‘A Truck Full of Money’ is an engaging, contemporary, rags-to-riches story

Pulitzer Prize-winner Tracy Kidder profiles both Paul English and the software-engineering world he inhabits.

A Truck Full of Money By Tracey Kidder Random House 288 pp.

If you’ve ever been curious about software engineering and the business of it, the art of giving, or even entrepreneurship, you must read Tracy Kidder’s latest book, A Truck Full of Money, which follows the development of Paul English, co-founder of the travel website Kayak, into an American web tycoon.

Kidder did not initially intend to write a biography about English, however, and the story reaches far beyond the Bostonite.

“In the early 1980s I wrote a book about a team of engineers who were building a new computer’s hardware. About thirty years later, I thought it would be interesting to look into the world of computing, and in particular the craft and business of making software,” Kidder writes in his “Author’s Note.” After speaking with English about the topic, Kidder asked if he could write about the entrepreneur himself.

Although the book reaches into the often exclusive corners of computer science, it does not stop there. "A Truck Full of Money" is quintessentially American, perhaps because English is the epitome of the American dream of climbing from “rags to riches." The magic of the book is found in its ability to inhabit multiple spheres at once – from English’s life to the field of computer science to commentary about American culture.

Kidder’s dual-mission of profiling both English and about the software-engineering world makes for a book that never bores with the details of engineering or the trivialities of daily life. The journey through English’s development as a scientist and leader brings the age of software engineering in America to life.

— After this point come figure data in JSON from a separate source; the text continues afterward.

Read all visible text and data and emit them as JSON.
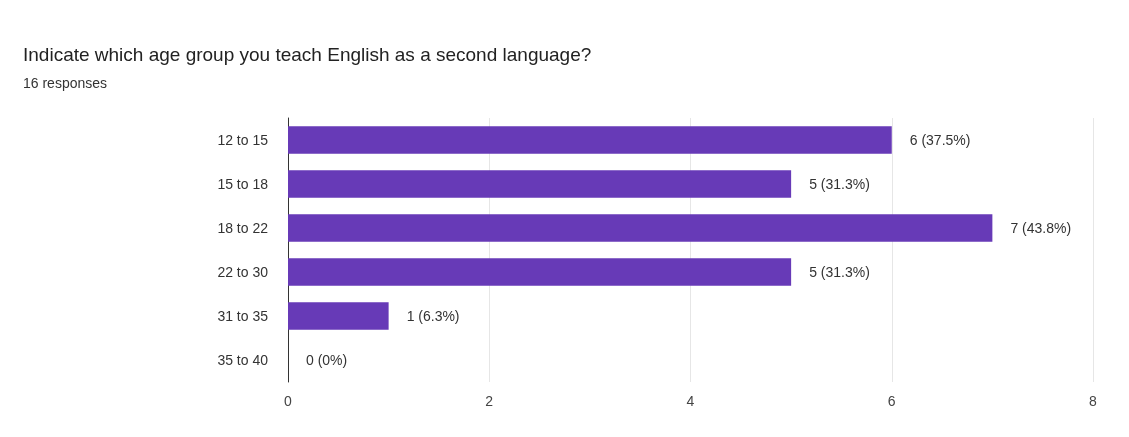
{
  "chart_data": {
    "type": "bar",
    "orientation": "horizontal",
    "title": "Indicate which age group you teach English as a second language?",
    "subtitle": "16 responses",
    "categories": [
      "12 to 15",
      "15 to 18",
      "18 to 22",
      "22 to 30",
      "31 to 35",
      "35 to 40"
    ],
    "values": [
      6,
      5,
      7,
      5,
      1,
      0
    ],
    "value_labels": [
      "6 (37.5%)",
      "5 (31.3%)",
      "7 (43.8%)",
      "5 (31.3%)",
      "1 (6.3%)",
      "0 (0%)"
    ],
    "color": "#673ab7",
    "xlim": [
      0,
      8
    ],
    "xticks": [
      0,
      2,
      4,
      6,
      8
    ],
    "grid": "x"
  }
}
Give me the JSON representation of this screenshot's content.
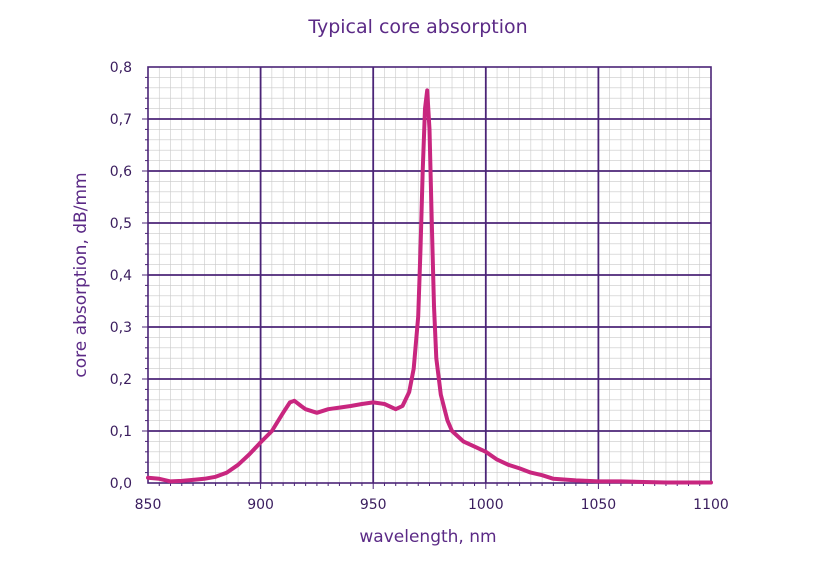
{
  "chart_data": {
    "type": "line",
    "title": "Typical core absorption",
    "xlabel": "wavelength, nm",
    "ylabel": "core absorption, dB/mm",
    "xlim": [
      850,
      1100
    ],
    "ylim": [
      0.0,
      0.8
    ],
    "x_ticks": [
      850,
      900,
      950,
      1000,
      1050,
      1100
    ],
    "x_tick_labels": [
      "850",
      "900",
      "950",
      "1000",
      "1050",
      "1100"
    ],
    "y_ticks": [
      0.0,
      0.1,
      0.2,
      0.3,
      0.4,
      0.5,
      0.6,
      0.7,
      0.8
    ],
    "y_tick_labels": [
      "0,0",
      "0,1",
      "0,2",
      "0,3",
      "0,4",
      "0,5",
      "0,6",
      "0,7",
      "0,8"
    ],
    "grid": true,
    "legend": "none",
    "colors": {
      "line": "#c8267f",
      "frame": "#4b2477",
      "major_grid": "#4b2477",
      "minor_grid": "#c9c9c9",
      "text": "#5b2a86"
    },
    "series": [
      {
        "x": [
          850,
          855,
          860,
          865,
          870,
          875,
          880,
          885,
          890,
          895,
          900,
          905,
          910,
          913,
          915,
          918,
          920,
          925,
          930,
          935,
          940,
          945,
          950,
          955,
          960,
          963,
          966,
          968,
          970,
          971,
          972,
          973,
          974,
          975,
          976,
          977,
          978,
          980,
          983,
          985,
          990,
          995,
          1000,
          1005,
          1010,
          1015,
          1020,
          1025,
          1030,
          1040,
          1050,
          1060,
          1070,
          1080,
          1090,
          1100
        ],
        "y": [
          0.01,
          0.008,
          0.003,
          0.004,
          0.006,
          0.008,
          0.012,
          0.02,
          0.035,
          0.055,
          0.078,
          0.1,
          0.135,
          0.155,
          0.158,
          0.148,
          0.142,
          0.135,
          0.142,
          0.145,
          0.148,
          0.152,
          0.155,
          0.152,
          0.142,
          0.148,
          0.175,
          0.22,
          0.32,
          0.45,
          0.6,
          0.72,
          0.755,
          0.68,
          0.5,
          0.34,
          0.24,
          0.17,
          0.12,
          0.1,
          0.08,
          0.07,
          0.06,
          0.045,
          0.035,
          0.028,
          0.02,
          0.015,
          0.008,
          0.005,
          0.003,
          0.003,
          0.002,
          0.001,
          0.001,
          0.001
        ]
      }
    ]
  }
}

The book’s five sections yo-yo from English’s experience growing up in a large Boston working-class family, to his arrival into wealth with his sale of Kayak, to his newest project, Lola, another travel website, this time with a bolder human touch. Although achronological, the book develops in a way that both illustrates the moral fiber and genius of its protagonist and shows what good software engineering has done and can do for humanity.

English has a distinct path to success. Instead of following his Boston Latin School peers to an Ivy League school, he enrolls in the local Boston chapter of UMass with a full free ride, where he kindles his passion for computer science despite first pursuing music. English is prolific from the start. Kidder describes the many games and software programs that English thinks up and produces. He proves himself exceptionally gifted in imagination and ability to his professors, peers, and bosses, but his creative prowess rarely acts without a higher motive. Kidder portrays English as someone with as much genius for empathy as for computer science.

Kayak, for example, may seem to some as a website with the narrow goal of “optimizing a customer’s flight options,” but English expanded the purpose by enforcing in the company’s culture a deep consideration for the customer. “Paul had devised a scheme he called ‘Empath,’ which had obliged every coder in Concord to answer some angry emails from customers.” He also had programmers answer calls. This made both sides more passionate about the company, giving customers a reason to advocate for Kayak, and engineers a chance to hear about problems from people personally affected by glitches. English’s next travel website, Lola, took customer service a step further by connecting travelers with live agents, eliminating automation altogether.

Other of English’s pursuits have been more transparently philanthropic. His work in Haiti, for example, has culminated in Summits Education. “The general aim was to make [Haitian] schools a model of vastly improved, indigenous public education – delivered to Haitians by Haitians, in their native language, Creole.” English’s truck full of money has been as dynamic as he.

Kidder’s Pulitzer Prize-winning writing disappears, for the most part, into the background of English’s life and the myriad voices of friends, coworkers, and family that harmonize with it. Occasionally, Kidder pushes his writing to the foreground in a spectacular pop of wit and lyricism that acutely highlights a certain idea.

One example is an image from section four of the book, titled Apps, where English promotes his idea for Blade, a startup incubator and exclusive nightclub. The image is of a simple rendering of the building where Blade will take shape with windows painted purple in Photoshop: “It was a picture made of fact and fantasy, a little like the idea for Blade, a little like a video game, a little like market capitalism, a little like money for those who have more than enough.”